Lembrei de outro caso ocorrido, por coincidência, na mesma cidade. Um grupo de catarinenses jantava em um restaurante típico patagônico– que , por acaso, também conheci – quando um deles engasgou-se com um pedaço de carne. Como ninguém soube fazer a conhecida Manobra de Heimlich para desengasgá-lo, o homem morreu na hora.

Não estou relatando esses casos por morbidez ou para indicar que Bariloche é um lugar perigoso, mas porque esse assunto sempre traz de volta uma discussão filosófica sobre a morte. Temos todos nossa “hora marcada” ou é o acaso que decide quando vamos partir para a eternidade? Sou das que tendem a não acreditar em destino, apenas em um misto de livre arbítrio e coincidência.

Claro, mesmo sem acreditar que “tudo está escrito”, não me perguntem por que dos quatro turistas uruguaios apenas uma mulher que estava no mesmo quarto escapou da morte.
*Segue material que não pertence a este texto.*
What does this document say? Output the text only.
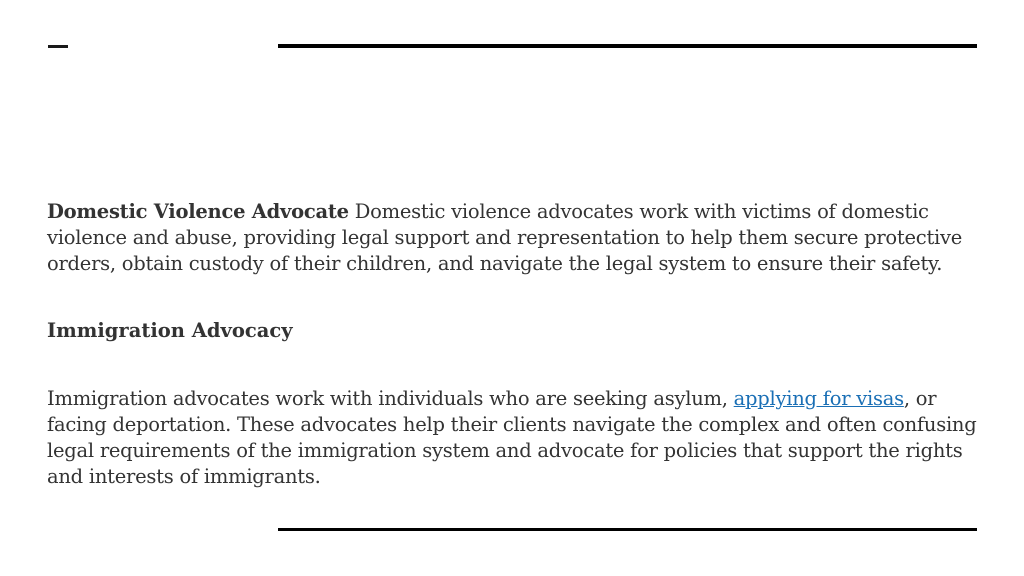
Domestic Violence Advocate Domestic violence advocates work with victims of domestic violence and abuse, providing legal support and representation to help them secure protective orders, obtain custody of their children, and navigate the legal system to ensure their safety.

Immigration Advocacy

Immigration advocates work with individuals who are seeking asylum, applying for visas, or facing deportation. These advocates help their clients navigate the complex and often confusing legal requirements of the immigration system and advocate for policies that support the rights and interests of immigrants.
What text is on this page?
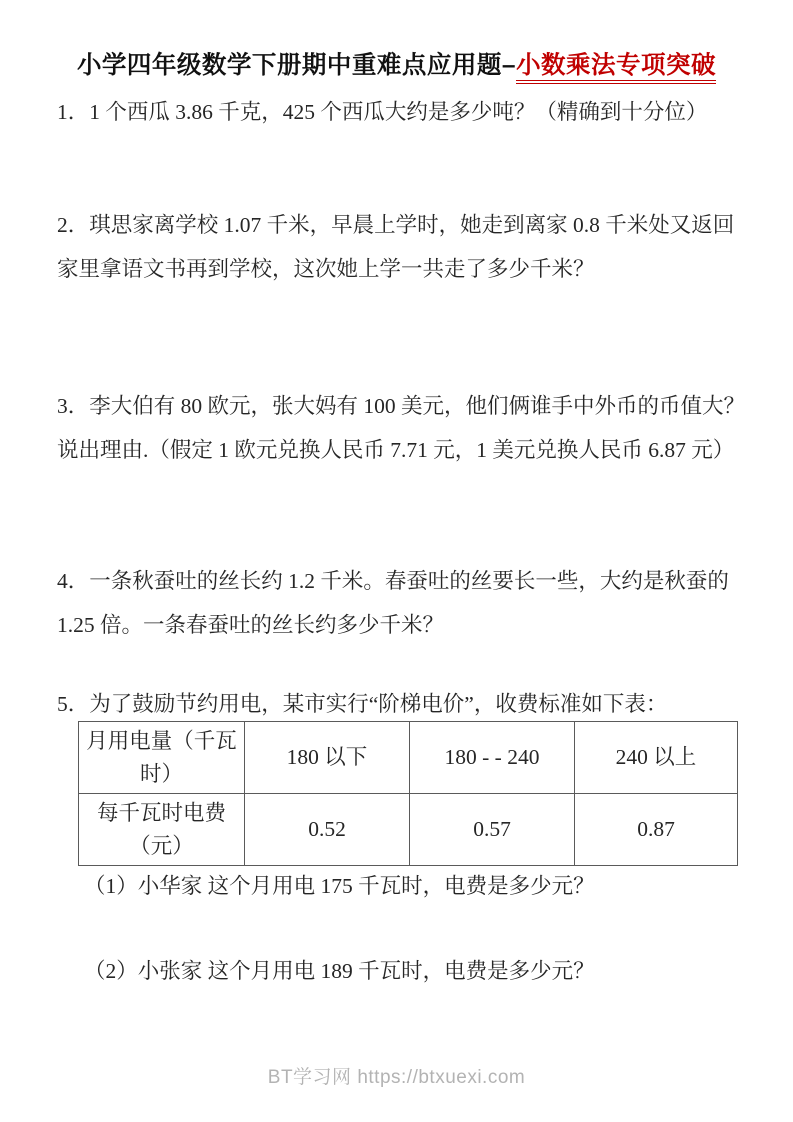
小学四年级数学下册期中重难点应用题–小数乘法专项突破

1．1 个西瓜 3.86 千克，425 个西瓜大约是多少吨？（精确到十分位）

2．琪思家离学校 1.07 千米，早晨上学时，她走到离家 0.8 千米处又返回
家里拿语文书再到学校，这次她上学一共走了多少千米？

3．李大伯有 80 欧元，张大妈有 100 美元，他们俩谁手中外币的币值大？
说出理由.（假定 1 欧元兑换人民币 7.71 元，1 美元兑换人民币 6.87 元）

4．一条秋蚕吐的丝长约 1.2 千米。春蚕吐的丝要长一些，大约是秋蚕的
1.25 倍。一条春蚕吐的丝长约多少千米？

5．为了鼓励节约用电，某市实行“阶梯电价”，收费标准如下表：

月用电量（千瓦
时）	180 以下	180 - - 240	240 以上
每千瓦时电费
（元）	0.52	0.57	0.87

（1）小华家 这个月用电 175 千瓦时，电费是多少元？

（2）小张家 这个月用电 189 千瓦时，电费是多少元？

BT学习网 https://btxuexi.com
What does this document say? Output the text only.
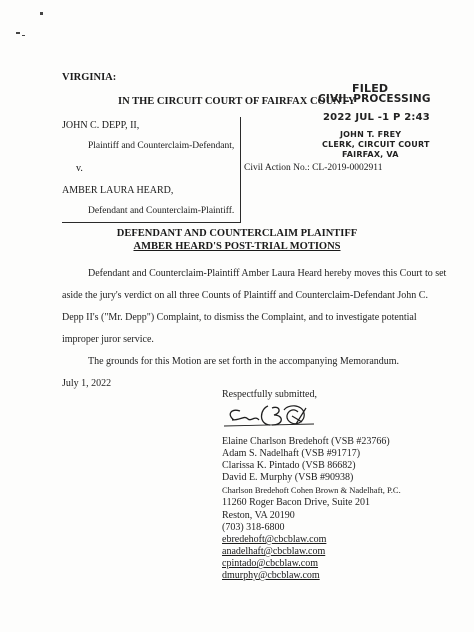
VIRGINIA:
IN THE CIRCUIT COURT OF FAIRFAX COUNTY
FILED
CIVIL PROCESSING
2022 JUL -1 P 2:43
JOHN T. FREY
CLERK, CIRCUIT COURT
FAIRFAX, VA
JOHN C. DEPP, II,
Plaintiff and Counterclaim-Defendant,
v.
AMBER LAURA HEARD,
Defendant and Counterclaim-Plaintiff.
Civil Action No.: CL-2019-0002911
DEFENDANT AND COUNTERCLAIM PLAINTIFF
AMBER HEARD'S POST-TRIAL MOTIONS
Defendant and Counterclaim-Plaintiff Amber Laura Heard hereby moves this Court to set
aside the jury's verdict on all three Counts of Plaintiff and Counterclaim-Defendant John C.
Depp II's ("Mr. Depp") Complaint, to dismiss the Complaint, and to investigate potential
improper juror service.
The grounds for this Motion are set forth in the accompanying Memorandum.
July 1, 2022
Respectfully submitted,
Elaine Charlson Bredehoft (VSB #23766)
Adam S. Nadelhaft (VSB #91717)
Clarissa K. Pintado (VSB 86682)
David E. Murphy (VSB #90938)
Charlson Bredehoft Cohen Brown & Nadelhaft, P.C.
11260 Roger Bacon Drive, Suite 201
Reston, VA 20190
(703) 318-6800
ebredehoft@cbcblaw.com
anadelhaft@cbcblaw.com
cpintado@cbcblaw.com
dmurphy@cbcblaw.com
Muito menos, sei responder por que no acidente do Airbus 310, da companhia aérea Yemenia, em 2009,  uma menina de doze anos foi a única sobrevivente entre os cento e cinqüenta e três ocupantes da aeronave?

Seja destino ou acaso, o certo é que todos partiremos um dia. Então, em outro plano talvez obtenhamos a resposta para a nossa dúvida. Claro, se existir vida após a morte, mas isso já é outra discussão.

(Brígida De Poli)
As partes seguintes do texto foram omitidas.